Heute versteht sich die OECD als Forum, in dem Regierungen ihre Erfahrungen austauschen, best practice identifizieren und Lösungen für gemeinsame Probleme erarbeiten. In der Regel ist peer pressure der wichtigste Anreiz für die Umsetzung der erarbeiteten Empfehlungen. Häufig werden im Rahmen der OECD auch Standards und Richtlinien erarbeitet, gelegentlich auch rechtlich verbindliche Verträge.
Ensprechend der OECD-Konvention sind die Ziele der Organisation:
- zu einer optimalen Wirtschaftsentwicklung, hoher Beschäftigung und einem steigenden Lebensstandard in ihren Mitgliedstaaten beizutragen,
- in ihren Mitgliedstaaten und den Entwicklungsländern das Wirtschaftswachstum zu fördern,
- zu einer Ausweitung des Welthandels auf multilateraler Basis beizutragen.

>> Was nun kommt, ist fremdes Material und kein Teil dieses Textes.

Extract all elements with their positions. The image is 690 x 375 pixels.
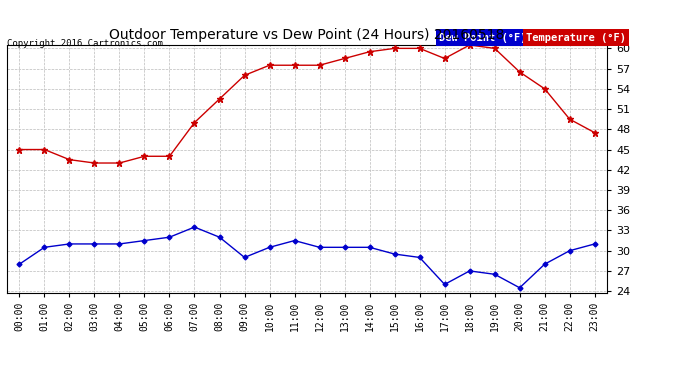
Text: Temperature (°F): Temperature (°F)	[526, 33, 626, 42]
Text: Dew Point (°F): Dew Point (°F)	[439, 33, 526, 42]
Title: Outdoor Temperature vs Dew Point (24 Hours) 20160518: Outdoor Temperature vs Dew Point (24 Hou…	[109, 28, 505, 42]
Text: Copyright 2016 Cartronics.com: Copyright 2016 Cartronics.com	[7, 39, 163, 48]
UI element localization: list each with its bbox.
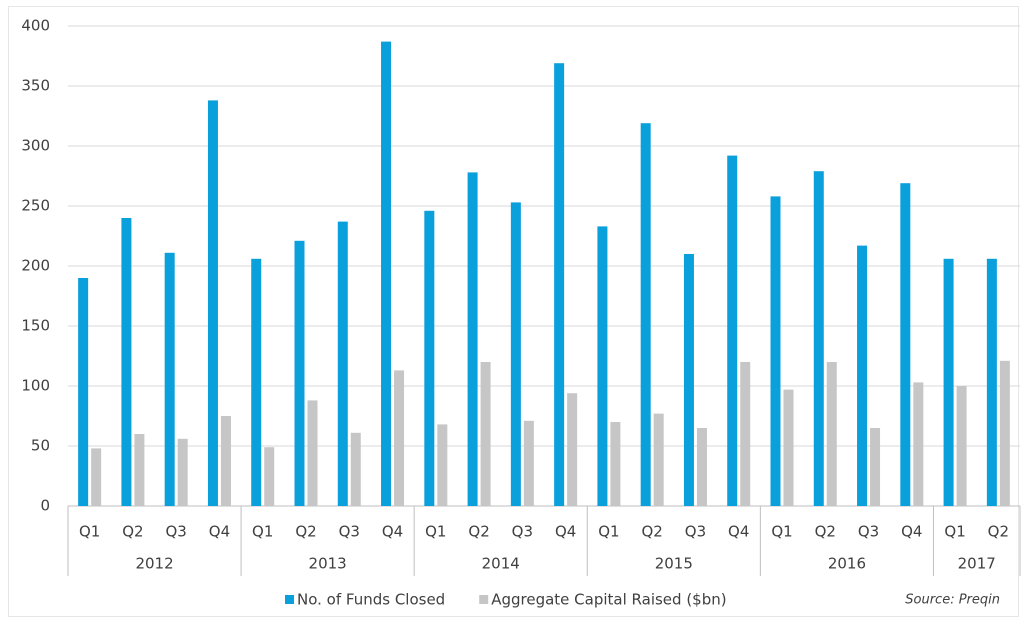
bar xyxy=(567,393,578,506)
bar xyxy=(134,434,145,506)
bar xyxy=(394,370,405,506)
bar xyxy=(510,202,521,506)
bar xyxy=(900,183,911,506)
x-tick-label: Q3 xyxy=(512,523,533,541)
x-tick-label: Q3 xyxy=(858,523,879,541)
bar xyxy=(523,420,534,506)
y-tick-label: 0 xyxy=(40,497,50,515)
y-tick-label: 150 xyxy=(21,317,50,335)
chart-border xyxy=(8,6,1019,617)
bar xyxy=(727,155,738,506)
x-tick-label: Q2 xyxy=(122,523,143,541)
bar xyxy=(597,226,608,506)
group-label: 2013 xyxy=(309,555,347,573)
x-tick-label: Q2 xyxy=(295,523,316,541)
x-tick-label: Q3 xyxy=(685,523,706,541)
bar xyxy=(554,63,565,506)
bar xyxy=(121,218,132,506)
group-label: 2014 xyxy=(482,555,520,573)
bar xyxy=(264,447,275,506)
y-tick-label: 300 xyxy=(21,137,50,155)
bar xyxy=(857,245,868,506)
group-label: 2017 xyxy=(958,555,996,573)
x-tick-label: Q1 xyxy=(944,523,965,541)
bar xyxy=(943,258,954,506)
x-tick-label: Q1 xyxy=(79,523,100,541)
y-tick-label: 200 xyxy=(21,257,50,275)
bar xyxy=(913,382,924,506)
bar xyxy=(424,210,435,507)
group-label: 2016 xyxy=(828,555,866,573)
bar xyxy=(480,362,491,506)
bar xyxy=(640,123,651,506)
group-label: 2012 xyxy=(135,555,173,573)
x-tick-label: Q4 xyxy=(728,523,749,541)
bar xyxy=(437,424,448,506)
bar xyxy=(999,360,1010,506)
x-tick-label: Q3 xyxy=(166,523,187,541)
x-tick-label: Q1 xyxy=(425,523,446,541)
bar xyxy=(956,386,967,506)
bar xyxy=(813,171,824,506)
y-tick-label: 400 xyxy=(21,17,50,35)
bar xyxy=(220,416,231,506)
source-note: Source: Preqin xyxy=(905,593,1000,608)
bar xyxy=(870,428,881,506)
x-tick-label: Q2 xyxy=(468,523,489,541)
x-tick-label: Q4 xyxy=(209,523,230,541)
bar xyxy=(78,278,89,506)
bar xyxy=(307,400,318,506)
x-tick-label: Q2 xyxy=(642,523,663,541)
bar xyxy=(467,172,478,506)
bar xyxy=(207,100,218,507)
bar xyxy=(251,258,262,506)
x-tick-label: Q2 xyxy=(815,523,836,541)
x-tick-label: Q1 xyxy=(771,523,792,541)
y-tick-label: 50 xyxy=(31,437,50,455)
x-tick-label: Q4 xyxy=(901,523,922,541)
bar xyxy=(381,41,392,506)
bar xyxy=(350,432,361,506)
bar xyxy=(770,196,781,506)
y-tick-label: 350 xyxy=(21,77,50,95)
legend-label: No. of Funds Closed xyxy=(297,591,445,609)
x-tick-label: Q4 xyxy=(555,523,576,541)
bar xyxy=(683,254,694,506)
legend-swatch xyxy=(285,595,294,604)
bar xyxy=(783,389,794,506)
bar xyxy=(740,362,751,506)
x-tick-label: Q1 xyxy=(598,523,619,541)
bar xyxy=(826,362,837,506)
x-tick-label: Q4 xyxy=(382,523,403,541)
legend-swatch xyxy=(479,595,489,604)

Die Arbeit der OECD ist sehr breit gefächert und berührt abgesehen von der Verteidigungspolitik fast alle Bereich des staatlichen Handelns. Die Organisation selbst teilt ihre Tätigkeit in die sieben Kategorien Wirtschaft, Gesellschaft, Innovation, Finanzen, Governance, Nachhaltigkeit sowie Entwicklung. Diese Kategorien sind in mehrere Unterthemen gegliedert: Altersvorsorge, Beschäftigungspolitik, Bildung, Entwicklungszusammenarbeit, Korruptionsbekämpfung, Migration, Umwelt, Steuern, Verantwortliche Unternehmensführung, Wirtschaftspolitik sowie Biotechnologie, Bürokratieabbau, Energie, Gesundheit, Handel, Innovation, Investitionen, Landwirtschaft, Öffentliche Verwaltung, Räumliche Entwicklung und Wettbewerbspolitik.
Die OECD finanziert sich aus Beiträgen der Mitgliedstaaten, also letztlich aus Steuermitteln. Das Zentralbudget (2008: 343 Mio. €) wird nach einem von der Wirtschaftskraft abhängigen Beitragsschlüssel von den Mitgliedern getragen. Mit 25 Prozent sind die USA der größte Beitragszahler, gefolgt von Japan (16 Prozent) und Deutschland (neun Prozent). Die Schweiz trägt 1,5 Prozent, Österreich 1,1 Prozent zum Zentralbudget bei. Darüber hinaus können die Mitgliedstaaten über freiwillige Beiträge zusätzlich Projekte finanzieren. In diesem Rahmen werden auch die Kosten für die PISA-Studie getragen.